Kodak revelation

I am holding up slides to the light.  And there isn’t much really.  December afternoon ebbing away and grubby strip lights struggling – flickering and humming overhead.  I’m only doing it because it’s raining.

My plan had been to walk up the river.  Walking up rivers is good when you feel lost.  The river has purpose.  And this one, with its broad tidal estuary, always seems more determined than most.   But the rain soaked through the shoulders of my coat in the five minute walk from the station to this flea market.  I couldn’t stand the wet feet, the rising chill in my body.  So I’m skulking.  I’m waiting, with no intention of parting with a penny, in this big old barn stuffed with ancient garden rollers, wicker chairs, bits of crockery in glass cases, old Blue Peter annuals.  The woman at the desk has clearly recognised me as a hopeless case and gone back to her coffee and magazine.

Boxes of slides are even better than old photographs, aren’t they?  The miniature mountains and steam trains, the specks of family dogs clutched against tiny girls in anoraks, they are made more precious by the format of the image.  Rigid cardboard frames on a shrunken world.  You could fill your pockets with them and be rich as Croesus on other people’s lives.

There’s a set here – I keep coming upon the same bay from different angles.  There’s a woman with a ponytail and a child on her hip – standing to the left or the right of the sweep of view, sometimes.   I can imagine the man waving her this way and that, shouting out instructions.  Then here they are on the steps of a B&B – closer this time – and I can really see her face.  And she’s you.

I mean, she can’t be you.  Of course she can’t be you.  These slides are forty years old.  But there she is, headscarf and little mac belted at her waist, knee-high boots, and your face – smiling.  So, what?  Maybe she’s your mum.  Maybe that little kid, always turned away to look at the sea, maybe that’s you.

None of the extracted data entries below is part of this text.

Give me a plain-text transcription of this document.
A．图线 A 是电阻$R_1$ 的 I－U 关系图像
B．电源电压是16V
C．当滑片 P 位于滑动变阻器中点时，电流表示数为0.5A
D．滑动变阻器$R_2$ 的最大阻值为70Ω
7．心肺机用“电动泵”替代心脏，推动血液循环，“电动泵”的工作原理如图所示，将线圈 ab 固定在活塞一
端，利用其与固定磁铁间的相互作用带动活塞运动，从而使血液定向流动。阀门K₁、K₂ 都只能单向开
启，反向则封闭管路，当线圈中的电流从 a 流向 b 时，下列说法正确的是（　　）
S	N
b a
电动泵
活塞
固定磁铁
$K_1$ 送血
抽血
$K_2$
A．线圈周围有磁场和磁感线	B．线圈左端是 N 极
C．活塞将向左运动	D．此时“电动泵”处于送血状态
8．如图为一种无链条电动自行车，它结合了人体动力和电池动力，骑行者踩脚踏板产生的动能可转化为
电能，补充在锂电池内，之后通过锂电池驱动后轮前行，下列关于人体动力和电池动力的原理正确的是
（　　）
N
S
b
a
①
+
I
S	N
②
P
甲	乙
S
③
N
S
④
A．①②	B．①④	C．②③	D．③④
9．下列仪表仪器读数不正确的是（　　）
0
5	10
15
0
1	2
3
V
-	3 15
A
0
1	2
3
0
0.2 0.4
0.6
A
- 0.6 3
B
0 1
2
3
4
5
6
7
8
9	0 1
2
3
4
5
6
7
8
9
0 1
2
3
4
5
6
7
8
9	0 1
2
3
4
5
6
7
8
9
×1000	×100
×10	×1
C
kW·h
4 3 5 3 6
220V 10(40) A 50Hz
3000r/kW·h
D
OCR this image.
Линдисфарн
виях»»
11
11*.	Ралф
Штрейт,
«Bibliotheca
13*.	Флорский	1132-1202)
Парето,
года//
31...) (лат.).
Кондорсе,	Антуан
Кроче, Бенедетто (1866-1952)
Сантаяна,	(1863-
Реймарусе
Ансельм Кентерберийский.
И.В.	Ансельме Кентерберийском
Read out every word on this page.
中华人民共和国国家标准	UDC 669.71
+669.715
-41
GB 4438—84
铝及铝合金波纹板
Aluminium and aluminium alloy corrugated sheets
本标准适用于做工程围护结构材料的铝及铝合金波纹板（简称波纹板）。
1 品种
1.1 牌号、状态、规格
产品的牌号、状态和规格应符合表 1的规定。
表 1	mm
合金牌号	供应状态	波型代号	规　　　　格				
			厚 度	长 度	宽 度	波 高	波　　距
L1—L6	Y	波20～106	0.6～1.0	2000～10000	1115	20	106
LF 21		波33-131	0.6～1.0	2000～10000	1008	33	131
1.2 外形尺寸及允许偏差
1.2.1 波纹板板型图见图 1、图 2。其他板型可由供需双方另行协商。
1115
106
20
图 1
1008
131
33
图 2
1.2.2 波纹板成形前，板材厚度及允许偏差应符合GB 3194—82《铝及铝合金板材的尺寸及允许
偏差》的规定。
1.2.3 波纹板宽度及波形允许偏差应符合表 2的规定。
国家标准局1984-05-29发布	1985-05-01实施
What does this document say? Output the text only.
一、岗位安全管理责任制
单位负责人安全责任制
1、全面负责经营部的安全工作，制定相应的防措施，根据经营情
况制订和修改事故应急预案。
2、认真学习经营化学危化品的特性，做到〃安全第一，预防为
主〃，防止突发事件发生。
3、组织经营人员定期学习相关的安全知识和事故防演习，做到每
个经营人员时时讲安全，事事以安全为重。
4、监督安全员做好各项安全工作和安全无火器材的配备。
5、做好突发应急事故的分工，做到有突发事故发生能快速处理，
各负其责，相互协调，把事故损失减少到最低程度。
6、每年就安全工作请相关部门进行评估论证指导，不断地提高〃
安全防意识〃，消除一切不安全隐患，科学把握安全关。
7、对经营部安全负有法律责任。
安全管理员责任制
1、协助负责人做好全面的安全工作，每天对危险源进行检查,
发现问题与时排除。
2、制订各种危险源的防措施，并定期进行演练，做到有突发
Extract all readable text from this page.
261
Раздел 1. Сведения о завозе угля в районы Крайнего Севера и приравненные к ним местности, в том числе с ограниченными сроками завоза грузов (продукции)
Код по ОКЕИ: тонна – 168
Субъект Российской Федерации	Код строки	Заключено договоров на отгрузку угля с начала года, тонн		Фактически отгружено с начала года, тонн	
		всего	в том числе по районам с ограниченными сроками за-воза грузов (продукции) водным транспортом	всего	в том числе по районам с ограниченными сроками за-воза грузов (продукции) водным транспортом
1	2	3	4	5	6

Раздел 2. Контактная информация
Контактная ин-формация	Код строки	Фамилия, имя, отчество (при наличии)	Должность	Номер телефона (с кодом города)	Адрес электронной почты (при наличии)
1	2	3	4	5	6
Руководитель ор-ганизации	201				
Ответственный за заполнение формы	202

I put the slide aside and start sifting in earnest, picking out every Kodak yellow square.  I hold them up – next, next, next – looking at his obsession with the bay, the arc of water and the sand rim, the British summer skies.  Wales?  Cornwall?  The story is running in my head – fast.  Maybe these are long-lost slides of a summer holiday when your wobbly tooth came out in a toffee apple.  Maybe, in a minute, there’ll be one of you close-up – proud by a sandcastle with a lolly stick flagpole. Or you on a donkey – brave in a stripy sun hat.  Maybe he threw them all away, your Dad, because something happened that summer.  Maybe I’m being gifted this whole story as some sort of explanation.  Or maybe it’s just some small consolation from God because I can’t have you.

There are 18 slides.  None has a better image of the woman and child than the one on the steps of the B&B.  I take it over to an Art Deco lamp – green glass glowing like the egg of some magic bird.  Please.  I tilt the lamp and the image floods with light.  The woman is nothing like you.  The child is just a child.

I stack the little squares together in the corner of the box.  It’s stopped raining so I head for the river.